In an email, Alizadeh said that while Lung-CLiP, as it stands, may not undercut the cost of CT scans, its relative ease positions it to help fill the significant gap left by radiographic screening wherein the vast majority of individuals who are eligible still fail to receive it.
"Lung-CLiP [could] help increase the rate of early detection," he wrote. "This would be analogous to how stool-based testing [proposes to] improve screening for colorectal cancers, especially in populations where adoption of colonoscopy is lower than currently recommended."
This type of hybrid approach "could potentially increase the total number of patients screened and therefore the number of lives saved annually in the United States, from the current annual value of around 600 to closer to the projected maximum of around 12,000," the study authors wrote.
That said, many steps remain for the team in seeing the clinical potential of Lung-CLiP realized.
According to Alizadeh, for a case to be made to regulatory and guideline bodies like the US Preventive Services Taskforce, for example, the group will need to validate the approach prospectively.
"We are working with our collaborators on the design and execution of a prospective validation study in a larger cohort of adults at risk for lung cancer," he said.
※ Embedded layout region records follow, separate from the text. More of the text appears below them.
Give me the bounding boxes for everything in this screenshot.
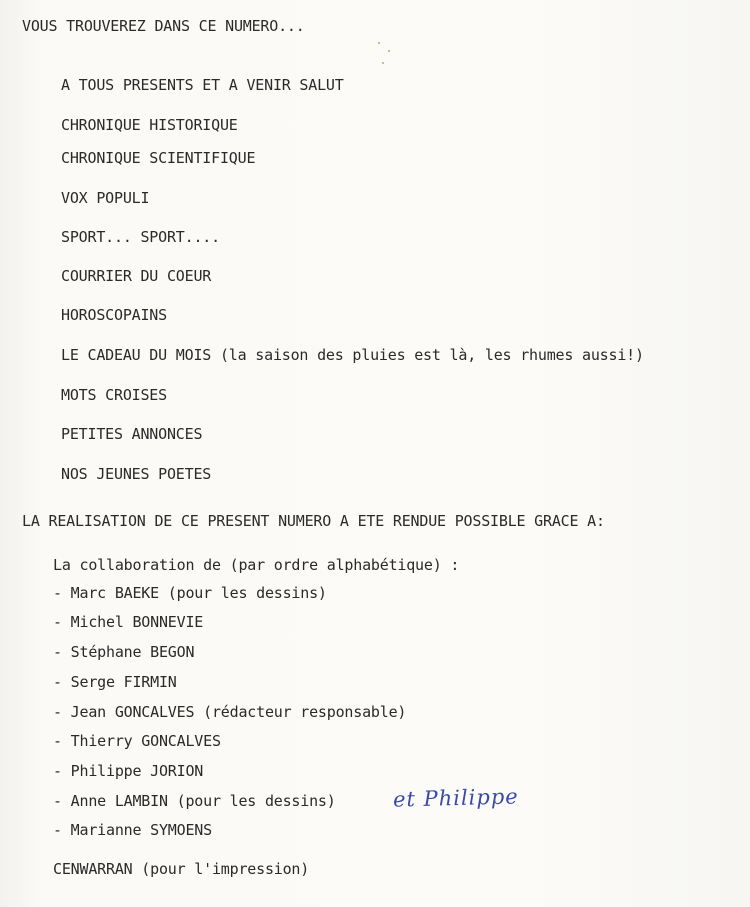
handwritten-note: et Philippe	[392, 784, 519, 812]
credit-person: - Stéphane BEGON	[53, 643, 195, 661]
credit-person: - Michel BONNEVIE	[53, 613, 204, 631]
contents-item-chronique-historique: CHRONIQUE HISTORIQUE	[61, 116, 238, 134]
credit-person: - Thierry GONCALVES	[53, 732, 221, 750]
credit-person: - Philippe JORION	[53, 762, 204, 780]
credit-person: - Marc BAEKE (pour les dessins)	[53, 584, 327, 602]
contents-item-petites-annonces: PETITES ANNONCES	[61, 425, 203, 443]
credit-person: - Marianne SYMOENS	[53, 821, 212, 839]
credits-printer: CENWARRAN (pour l'impression)	[53, 860, 310, 878]
credit-person: - Serge FIRMIN	[53, 673, 177, 691]
credits-intro: La collaboration de (par ordre alphabétique) :	[53, 556, 460, 574]
credit-person: - Anne LAMBIN (pour les dessins)	[53, 792, 336, 810]
credit-person: - Jean GONCALVES (rédacteur responsable)	[53, 703, 407, 721]
contents-item-salut: A TOUS PRESENTS ET A VENIR SALUT	[61, 76, 344, 94]
contents-item-horoscopains: HOROSCOPAINS	[61, 306, 167, 324]
paper-specks	[376, 42, 392, 66]
contents-item-cadeau-du-mois: LE CADEAU DU MOIS (la saison des pluies est là, les rhumes aussi!)	[61, 346, 644, 364]
credits-heading: LA REALISATION DE CE PRESENT NUMERO A ETE RENDUE POSSIBLE GRACE A:	[22, 512, 605, 530]
contents-item-sport: SPORT... SPORT....	[61, 228, 220, 246]
contents-heading: VOUS TROUVEREZ DANS CE NUMERO...	[22, 17, 305, 35]
contents-item-chronique-scientifique: CHRONIQUE SCIENTIFIQUE	[61, 149, 256, 167]
contents-item-mots-croises: MOTS CROISES	[61, 386, 167, 404]
contents-item-courrier-du-coeur: COURRIER DU COEUR	[61, 267, 212, 285]
contents-item-vox-populi: VOX POPULI	[61, 189, 150, 207]
contents-item-jeunes-poetes: NOS JEUNES POETES	[61, 465, 212, 483]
Apart from the method's detection rate, another notable study result was the fact that although ctDNA levels were very low in early-stage lung cancers, it was present prior to treatment in almost all the confirmed cancer cases in the cohort. In other words, a complete lack of circulating tumor DNA did not appear, in this group at least, to be the issue preventing early cancer detection.
According to Alizadeh, this means that if multi-analyte, machine learning inference methods like Lung-CLiP can be pushed successfully toward lower and lower limits of detection, they could hopefully achieve reliable detection for a majority of cases, even at these very low ctDNA levels.
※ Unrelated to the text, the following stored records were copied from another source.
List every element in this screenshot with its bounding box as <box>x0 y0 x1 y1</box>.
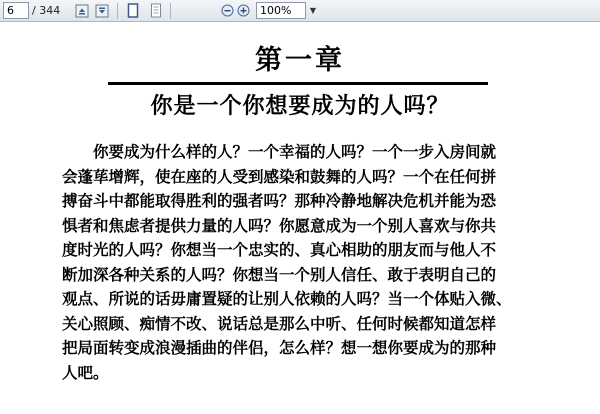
text-line: 人吧。 <box>62 362 109 382</box>
text-line: 搏奋斗中都能取得胜利的强者吗？那种冷静地解决危机并能为恐 <box>62 191 497 210</box>
text-line: 关心照顾、痴情不改、说话总是那么中听、任何时候都知道怎样 <box>62 313 497 333</box>
page-up-icon[interactable] <box>73 2 90 19</box>
title-divider <box>108 82 488 85</box>
page-total-label: / 344 <box>32 4 61 17</box>
text-line: 惧者和焦虑者提供力量的人吗？你愿意成为一个别人喜欢与你共 <box>62 215 497 235</box>
chevron-down-icon[interactable]: ▼ <box>309 6 317 15</box>
page-down-icon[interactable] <box>93 2 110 19</box>
toolbar-separator <box>117 3 118 19</box>
toolbar <box>0 0 600 22</box>
chapter-title: 第一章 <box>255 45 345 76</box>
chapter-subtitle: 你是一个你想要成为的人吗？ <box>150 93 450 119</box>
facing-pages-view-icon[interactable] <box>147 2 164 19</box>
zoom-in-icon[interactable] <box>235 2 252 19</box>
text-line: 断加深各种关系的人吗？你想当一个别人信任、敢于表明自己的 <box>62 264 497 284</box>
toolbar-separator <box>170 3 171 19</box>
text-line: 观点、所说的话毋庸置疑的让别人依赖的人吗？当一个体贴入微、 <box>62 289 512 308</box>
text-line: 会蓬荜增辉，使在座的人受到感染和鼓舞的人吗？一个在任何拼 <box>62 166 497 186</box>
text-line: 你要成为什么样的人？一个幸福的人吗？一个一步入房间就 <box>93 142 497 161</box>
body-paragraph <box>62 140 530 385</box>
single-page-view-icon[interactable] <box>124 2 141 19</box>
text-line: 把局面转变成浪漫插曲的伴侣，怎么样？想一想你要成为的那种 <box>62 338 497 357</box>
document-page <box>0 22 600 414</box>
text-line: 度时光的人吗？你想当一个忠实的、真心相助的朋友而与他人不 <box>62 240 497 259</box>
zoom-out-icon[interactable] <box>219 2 236 19</box>
page-number-input[interactable]: 6 <box>3 2 29 19</box>
zoom-level-input[interactable]: 100% <box>256 2 306 19</box>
Although the Lung-CLiP method involves the analysis of DNA fragment size, it doesn't incorporate methylation, which many others in the field have embraced to try to push sensitivity beyond what is possible with somatic variant detection alone.
According to Alizadeh, this was because most available methylation-based assays require a different molecular biology workflow and a second separate sample of cfDNA, which the team's current study couldn't support.
However, he said, "this is an active area of research by us and others. We think that it is possible that the broader integration of mutations, copy number alterations, fragmentomics, and methylation within a unified assay could further improve detection performance."